LaurentMazare commented 1 year ago

It would be neat to support converting pytorch tensors to/from candle tensors when using the pytorch api, e.g. do something like this:

import torch
import candle

t = torch.randn((10, 8))
t2 = candle.Tensor(t)
print(t2)

t3 = t.to_torch() # returns a torch tensor.

Ideally there should be no dependency on torch when running candle.Tensor([1, 2, 3]) after the change.

Tagging @LLukas22 in case you have some thoughts about this or wanted to take a stab at it.

LLukas22 commented 1 year ago

Just adding that the same would be great for numpy arrays. Implementing this without adding a dependency should be possible but we probably have to copy the tensors data 🤔

jeromeku commented 1 year ago

Arrow (same in-memory format as used by huggingface datasets) should be able to handle zero-copy array interoperability.

See arrow < -- > torch, arrow < -- > numpy, and arrow Tensor.

LaurentMazare commented 1 year ago

I don't think arrow would help sharing the data on gpu, but anyway I feel that we should just go ahead with making a copy to start with - this would already be better that the current way of doing the conversion.

jeromeku commented 1 year ago

Arrow has CUDA support, not sure how mature this is. Also, the docs on the C Array Interface discusses how NVIDIA's rapids data science library -- GPU-accelerated dataframes and other scientific compute tools -- utilizes Arrow under the hood.

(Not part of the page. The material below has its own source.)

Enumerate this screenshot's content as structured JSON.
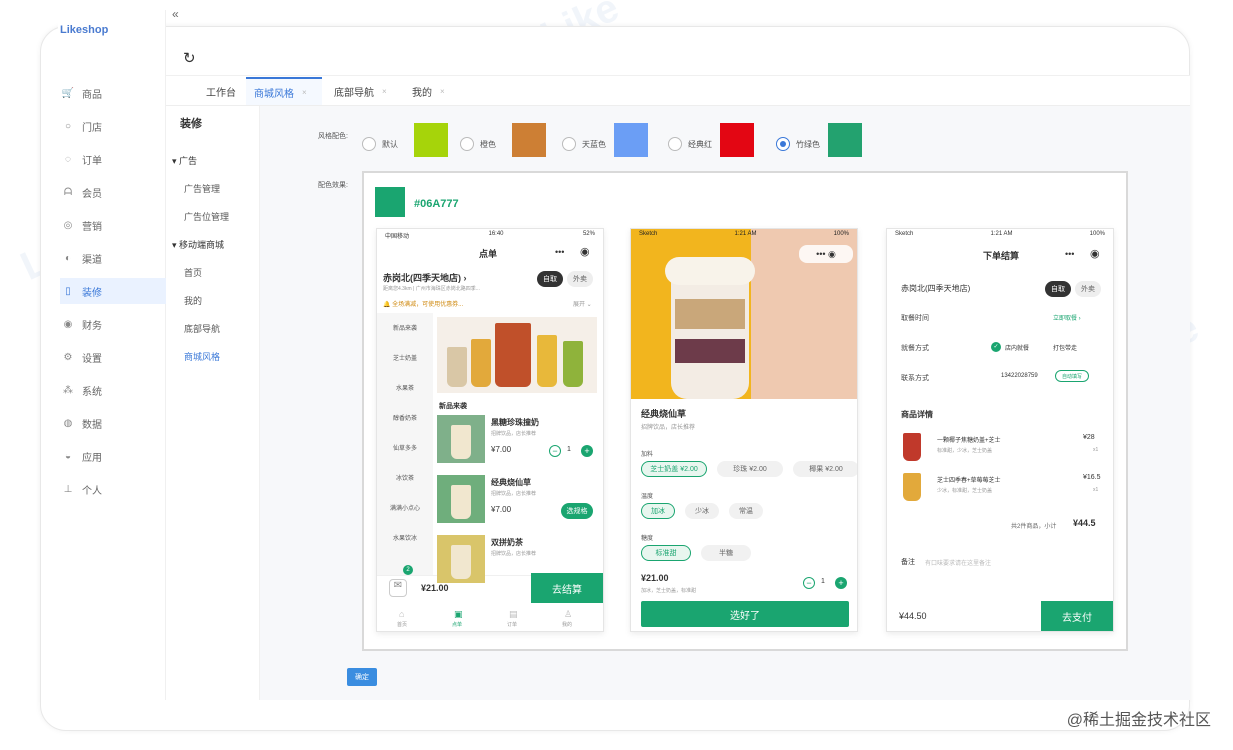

macroexpansion commented 1 year ago

Hi, I would like to help. As far as I know, I have to use libtorch/tch-rs in order to create a torch tensor in Rust, copy data from candle.Tensor to it, wrap it in PyObject and return it to Python. But that would add dependency on libtorch/tch-rs? Would you mind helping me get started on this?

LLukas22 commented 1 year ago

I think we before thinking about converting candle tensors back to torch tensors we should first focus on converting torch tensors to candle tensors, or numpy arrays to candle tensors. I also think that these conversions would be possible without any additional dependencies. Converting the candle tensors back to torch/numpy probably is a bit more difficult and will probably need dependencies (I guess you have to have them installed either way as you have to import pytorch on the python side if you want to recieve a torch tensor as a result from a function). Any help on this would be greatly appreciated :D

Edit: @macroexpansion On a second thought, i don't think we have to add libtorch as a dependency as we could use pyo3's python interop to call pytorchs python functions from the rust side and create the torch tensors that way🤔

LaurentMazare commented 1 year ago

+1 to not adding a libtorch or tch dependency. The idea here would rather be to use the python functions to get the datat as mentioned by @LLukas22 in the edit. It will make for additional copies but we should just go for something very simple to start with and then if it starts being used and end up being a bottleneck we will revisit (and probably the second step would be to have some numpy integration which is much more lightweight than libtorch and will just require a couple memcpy to move the data around).

macroexpansion commented 1 year ago

Thanks, I'll start working on it.

LaurentMazare commented 1 year ago

Closing this now that it actually exists.